Improving Student Learning Outcomes

For too many teachers, a test or quiz is the way to evaluate learning outcomes. High grade=Pass, Low grade=Fail (or close to failing). With so many strategies available to boost student learning outcomes, perhaps it is time to expand our strategies to a broader repertoire.

The fast pace of technology influences the learning of students significantly—gone are the days of pouring over textbooks for all of the information needed to do well in school. Information is at everyone’s fingertips, so teaching and learning outcomes must be adjusted.

Consider these learning outcome strategies:

  1. Flipped Classroom: The flipped classroom has a different goal than the traditional class. The students watch a video or demonstration the night before class. In class the following day, the teacher has planned deeper learning activities to stretch the understanding presented in the video. Thus, the teacher functions more like a Socratic coach, leading the students to understanding as they work through ideas and problems.
  2. Brain breaks: Every teacher knows the point at which most of the class has glazed over and engagement is low. Planning brain breaks into your class time breaks up the class, so that the low engagement times are minimal. This can mean a quick word problem 20 minutes into the lesson, or a riddle to solve that relates to the concept, or just standing to stretch for 5 minutes.
  3. Use technology: Assign a tutorial or instructional video, use the iPad to connect everyone together to a media-based instruction, find an app that has wonderful applications of a subject.
  4. Change up the scenery: Take your class outdoors for a class period. Sit in the bleachers with them and teach the lesson. Have a discussion while eating ice cream in the lunch area. Any change of scenery breaks the routine of the every day and forces reengagement with the subject matter, if only out of curiosity.
  5. Try microlearning: Science has shown that the brain can only take in 5-9 facts before it stores them to memory or forgets. Enter microlearning—learning that takes place in bite-sized chunks, like chapters in a book. Each lesson builds on the next to teach an overall concept.

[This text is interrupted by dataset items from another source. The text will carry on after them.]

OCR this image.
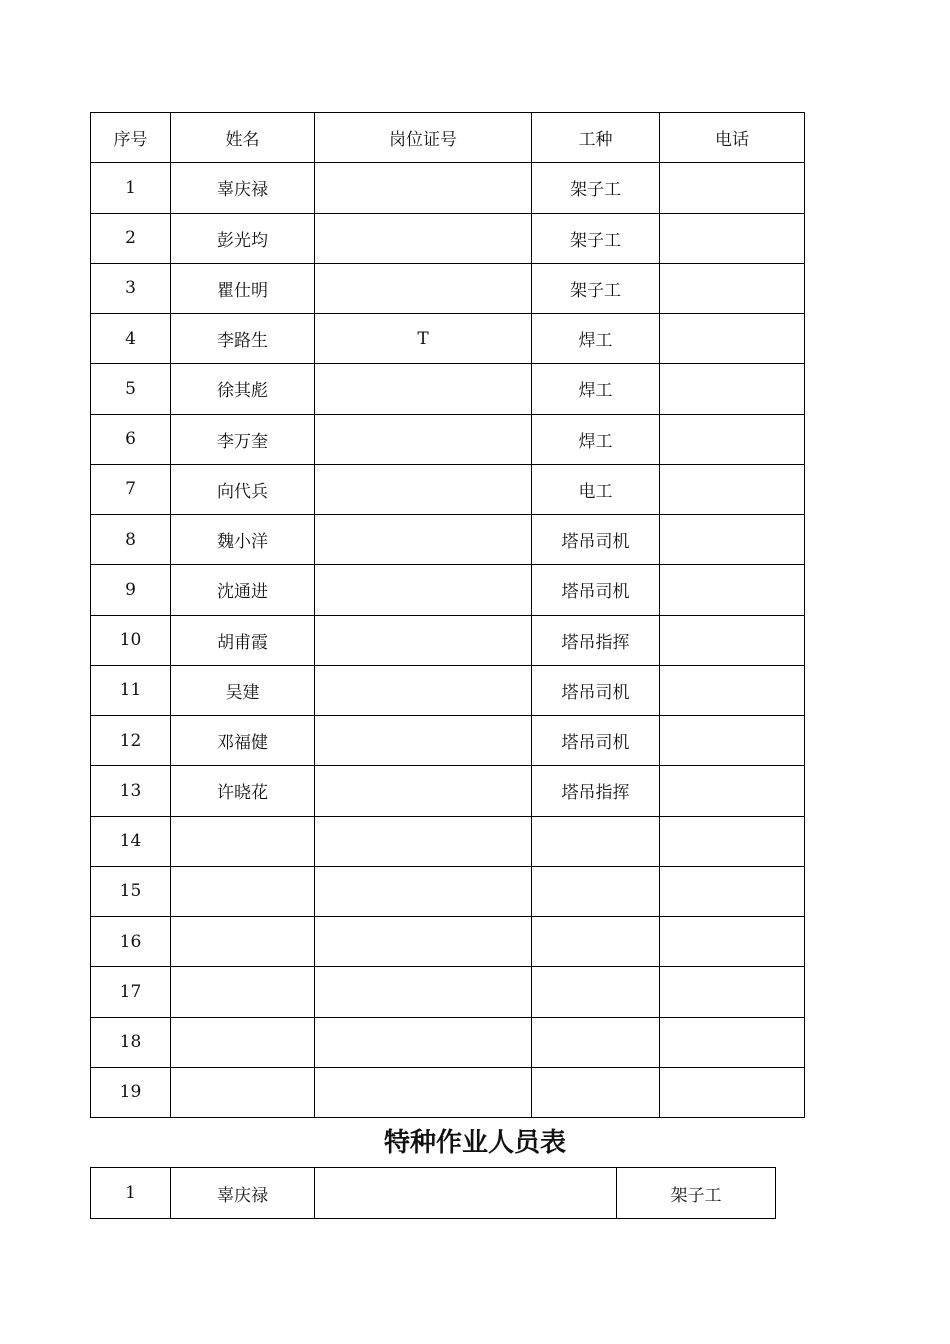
序号	姓名	岗位证号	工种	电话
1	辜庆禄		架子工	
2	彭光均		架子工	
3	瞿仕明		架子工	
4	李路生	T	焊工	
5	徐其彪		焊工	
6	李万奎		焊工	
7	向代兵		电工	
8	魏小洋		塔吊司机	
9	沈通进		塔吊司机	
10	胡甫霞		塔吊指挥	
11	吴建		塔吊司机	
12	邓福健		塔吊司机	
13	许晓花		塔吊指挥	
14				
15				
16				
17				
18				
19				
特种作业人员表
1	辜庆禄		架子工
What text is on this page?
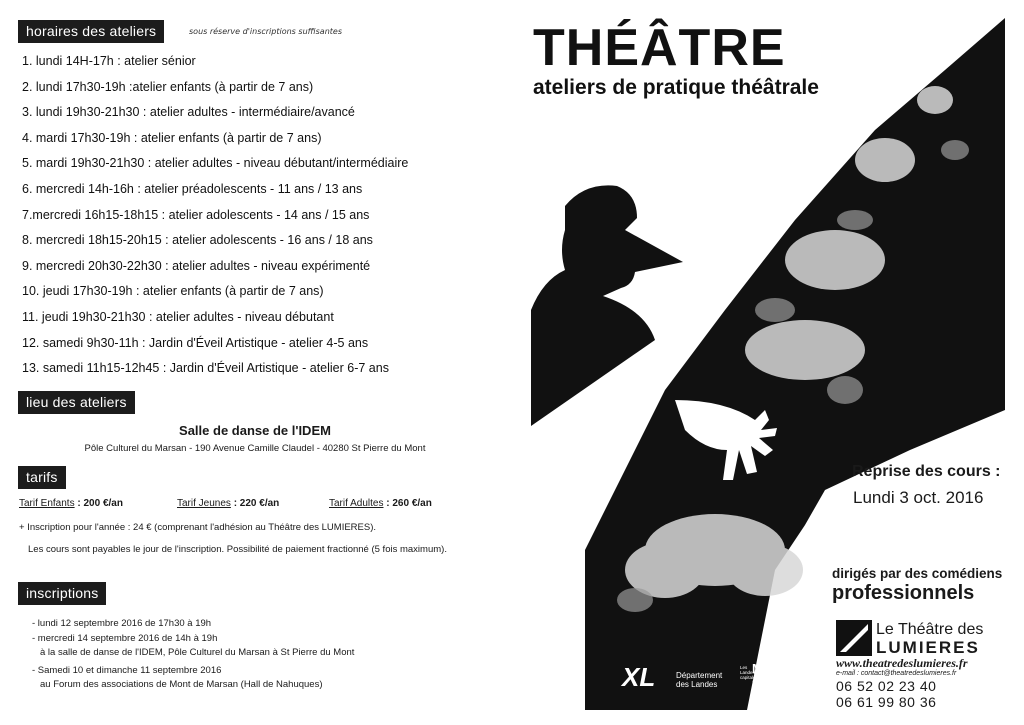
horaires des ateliers	sous réserve d'inscriptions suffisantes
1. lundi 14H-17h : atelier sénior
2. lundi 17h30-19h :atelier enfants (à partir de 7 ans)
3. lundi 19h30-21h30 : atelier adultes - intermédiaire/avancé
4. mardi 17h30-19h : atelier enfants (à partir de 7 ans)
5. mardi 19h30-21h30 : atelier adultes - niveau débutant/intermédiaire
6. mercredi 14h-16h : atelier préadolescents - 11 ans / 13 ans
7.mercredi 16h15-18h15 : atelier adolescents - 14 ans / 15 ans
8. mercredi 18h15-20h15 : atelier adolescents - 16 ans / 18 ans
9. mercredi 20h30-22h30 : atelier adultes - niveau expérimenté
10. jeudi 17h30-19h : atelier enfants (à partir de 7 ans)
11. jeudi 19h30-21h30 : atelier adultes - niveau débutant
12. samedi 9h30-11h : Jardin d'Éveil Artistique - atelier 4-5 ans
13. samedi 11h15-12h45 : Jardin d'Éveil Artistique - atelier 6-7 ans
lieu des ateliers
Salle de danse de l'IDEM
Pôle Culturel du Marsan - 190 Avenue Camille Claudel - 40280 St Pierre du Mont
tarifs
Tarif Enfants : 200 €/an	Tarif Jeunes : 220 €/an	Tarif Adultes : 260 €/an
+ Inscription pour l'année : 24 € (comprenant l'adhésion au Théâtre des LUMIERES).
Les cours sont payables le jour de l'inscription. Possibilité de paiement fractionné (5 fois maximum).
inscriptions
- lundi 12 septembre 2016 de 17h30 à 19h
- mercredi 14 septembre 2016 de 14h à 19h
à la salle de danse de l'IDEM, Pôle Culturel du Marsan à St Pierre du Mont
- Samedi 10 et dimanche 11 septembre 2016
au Forum des associations de Mont de Marsan (Hall de Nahuques)
THÉÂTRE
ateliers de pratique théâtrale
Reprise des cours :
Lundi 3 oct. 2016
dirigés par des comédiens
professionnels
Le Théâtre des
LUMIERES
www.theatredeslumieres.fr
e-mail : contact@theatredeslumieres.fr
06 52 02 23 40
06 61 99 80 36
XL	Département
des Landes
Les Landes capitale
MONT de MARSAN
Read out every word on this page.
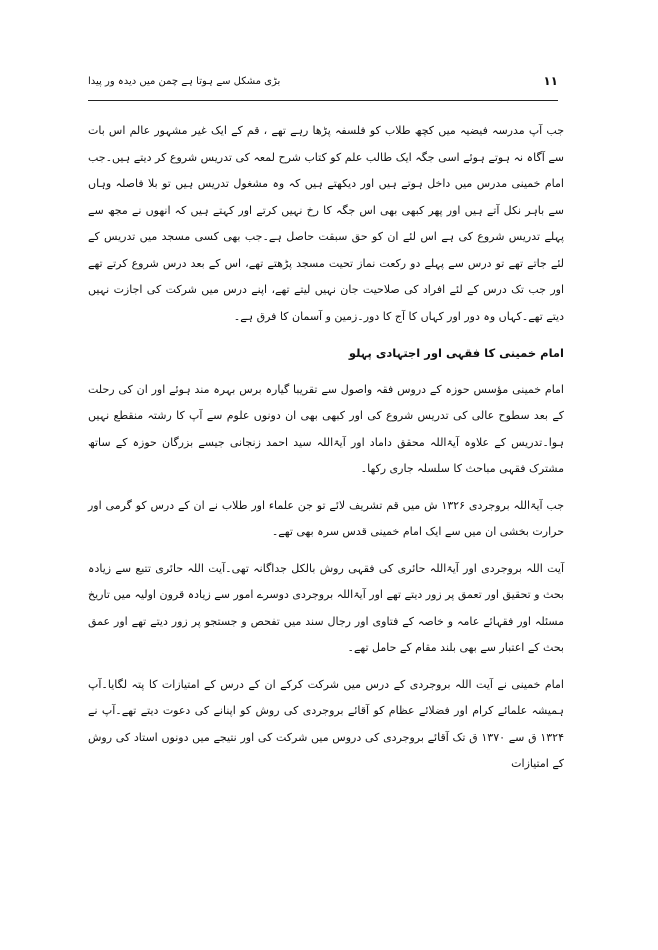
بڑی مشکل سے ہوتا ہے چمن میں دیدہ ور پیدا	۱۱

جب آپ مدرسہ فیضیہ میں کچھ طلاب کو فلسفہ پڑھا رہے تھے ، قم کے ایک غیر مشہور عالم اس بات سے آگاہ نہ ہوتے ہوئے اسی جگہ ایک طالب علم کو کتاب شرح لمعہ کی تدریس شروع کر دیتے ہیں۔جب امام خمینی مدرس میں داخل ہوتے ہیں اور دیکھتے ہیں کہ وہ مشغول تدریس ہیں تو بلا فاصلہ وہاں سے باہر نکل آتے ہیں اور پھر کبھی بھی اس جگہ کا رخ نہیں کرتے اور کہتے ہیں کہ انھوں نے مجھ سے پہلے تدریس شروع کی ہے اس لئے ان کو حق سبقت حاصل ہے۔جب بھی کسی مسجد میں تدریس کے لئے جاتے تھے تو درس سے پہلے دو رکعت نماز تحیت مسجد پڑھتے تھے، اس کے بعد درس شروع کرتے تھے اور جب تک درس کے لئے افراد کی صلاحیت جان نہیں لیتے تھے، اپنے درس میں شرکت کی اجازت نہیں دیتے تھے۔کہاں وہ دور اور کہاں کا آج کا دور۔زمین و آسمان کا فرق ہے۔

امام خمینی کا فقہی اور اجتہادی پہلو

امام خمینی مؤسس حوزہ کے دروس فقہ واصول سے تقریبا گیارہ برس بہرہ مند ہوئے اور ان کی رحلت کے بعد سطوح عالی کی تدریس شروع کی اور کبھی بھی ان دونوں علوم سے آپ کا رشتہ منقطع نہیں ہوا۔تدریس کے علاوہ آیۃاللہ محقق داماد اور آیۃاللہ سید احمد زنجانی جیسے بزرگان حوزہ کے ساتھ مشترک فقہی مباحث کا سلسلہ جاری رکھا۔

جب آیۃاللہ بروجردی ۱۳۲۶ ش میں قم تشریف لائے تو جن علماء اور طلاب نے ان کے درس کو گرمی اور حرارت بخشی ان میں سے ایک امام خمینی قدس سرہ بھی تھے۔

آیت اللہ بروجردی اور آیۃاللہ حائری کی فقہی روش بالکل جداگانہ تھی۔آیت اللہ حائری تتبع سے زیادہ بحث و تحقیق اور تعمق پر زور دیتے تھے اور آیۃاللہ بروجردی دوسرے امور سے زیادہ قرون اولیہ میں تاریخ مسئلہ اور فقہائے عامہ و خاصہ کے فتاوی اور رجال سند میں تفحص و جستجو پر زور دیتے تھے اور عمق بحث کے اعتبار سے بھی بلند مقام کے حامل تھے۔

امام خمینی نے آیت اللہ بروجردی کے درس میں شرکت کرکے ان کے درس کے امتیازات کا پتہ لگایا۔آپ ہمیشہ علمائے کرام اور فضلائے عظام کو آقائے بروجردی کی روش کو اپنانے کی دعوت دیتے تھے۔آپ نے ۱۳۲۴ ق سے ۱۳۷۰ ق تک آقائے بروجردی کی دروس میں شرکت کی اور نتیجے میں دونوں استاد کی روش کے امتیازات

And each lesson must work toward a learning goal.

One of the learning outcome trends now is self-directed learning, where students take responsibility for their learning. This might entail teaching what they have learned to a classmate, or setting up a self-test where they predict what questions a teacher might put on a test.

Another intriguing approach is called “orchestrated immersion,” which is the “belief that skills and concepts should be pre-taught, introduced, explained, applied, discussed, discussed again, summarized at the end of the day or week (by the students).”  The skills and concepts should be reviewed the next week using all learning modalities (auditory, visual, kinesthetic, and tactile), shared in small groups, reworked in various other contexts of application like making a project, interviewing an expert, going on a field trip, creating an art project, or presenting to the other students what was learned.

When students can organize and apply knowledge in an effective way, the learning outcome is significantly better.